Read the book. The few games that were presented were at a fast time control. A limited Stockfish program vs. the AlphaZero program running on a powerful computer led to games that were shockingly or maybe not so shockingly bad depending on one’s perspective. It is a good propaganda book for Google and Deepmind, if you like propaganda.
Takeaways from the book. Pick your opponents. Make no mistakes. Play positional chess against the machines as evaluative functions are not as good as promoted. Some of the chess revelations from machine self-learning are not as impressive as it appears as one sees these ideas in top player games all of the time. Some examples are rook lifts and understanding positional compensation for a pawn sacrifice. Strong players know how much they can sacrifice, and like AlphaZero, do not work to get the material back as they are more concerned with speed of the attacking initiative, opening lines, and control of key squares or a color complex. This requires enormous effort of calculation and seeing deeply into the position, what is sometimes called intuition.

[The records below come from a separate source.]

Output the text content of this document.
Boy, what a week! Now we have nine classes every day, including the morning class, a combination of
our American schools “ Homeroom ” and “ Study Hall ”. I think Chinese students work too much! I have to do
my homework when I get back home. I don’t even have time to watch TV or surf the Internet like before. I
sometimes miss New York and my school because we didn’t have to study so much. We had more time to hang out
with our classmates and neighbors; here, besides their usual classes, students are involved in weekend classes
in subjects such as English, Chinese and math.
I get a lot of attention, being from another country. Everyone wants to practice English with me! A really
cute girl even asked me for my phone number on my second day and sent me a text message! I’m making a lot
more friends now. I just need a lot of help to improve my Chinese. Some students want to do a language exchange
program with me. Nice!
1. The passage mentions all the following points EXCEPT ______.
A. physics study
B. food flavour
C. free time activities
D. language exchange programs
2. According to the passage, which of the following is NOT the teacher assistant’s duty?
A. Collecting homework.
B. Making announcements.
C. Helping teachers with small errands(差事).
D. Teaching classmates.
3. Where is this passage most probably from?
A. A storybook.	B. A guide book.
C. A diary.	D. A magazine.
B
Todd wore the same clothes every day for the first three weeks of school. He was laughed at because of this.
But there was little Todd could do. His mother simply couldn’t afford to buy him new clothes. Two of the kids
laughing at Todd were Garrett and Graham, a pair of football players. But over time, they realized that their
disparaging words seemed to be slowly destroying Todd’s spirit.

Computer programs do not “see” in the sense we do, but they are powerful and fast, calculating thousands of lines and can outmatch us in this regard. However, they are not as good in evaluating many types of positions and may place the correct candidate move lower down on its move selection list. Since humans have a variety of different thinking methods beyond tree analysis, through study and play experience we may have a deeper feel for position in less than ideal circumstances, that is, chaos on the board. This is hard for 99% of us to prove as consistency in move selection and play is hard to do and extremely tiring. We also attach emotional content to our moves which programs do not do. That can be both an advantage and disadvantage for machines, as when we discover something good the adrenaline and endorphin rush allows us to excel in pushing the envelope of our skills. For a machine a move is just a move. When Alekhine lifted a rook to the third rank, or sacrificed a pawn to clear a square, he was charged up emotionally by the process and knew he was correct without having to calculate deeply, even though he did it anyway. For a machine, there is no excitement that leads it to pick one move over another or immediately reject moves. Proving a machine mistake necessitates thinking and checking on its level which we have a hard time doing in a consistent manner. We think in chunks of concepts and ideas, not just individual moves.
Ultimately, the thinking processes developed by Deepmind for Google, will be used to sell us more stuff based on typical decision making patterns and specific data we have given away or been mined for. Chess, as usual, is just a thinking analogue for comparison. The processed data can be used to influence you as the corporations want to know what we do, how we think, what is attractive to us, and the types of stimuli that can be successfully targeted at us to make a decision that some other entity wants us to make. Oh sure, they will tell us they are using all of the data to cure cancer, eradicate poverty, and save the planet. The billionaires that own or will own all of the high tech in the future have all of our best interests at heart and not just massive profits and control of policy process to protect their interests, right?
Read the book. It is interesting, if choppily written. Don’t expect it to help your game very much.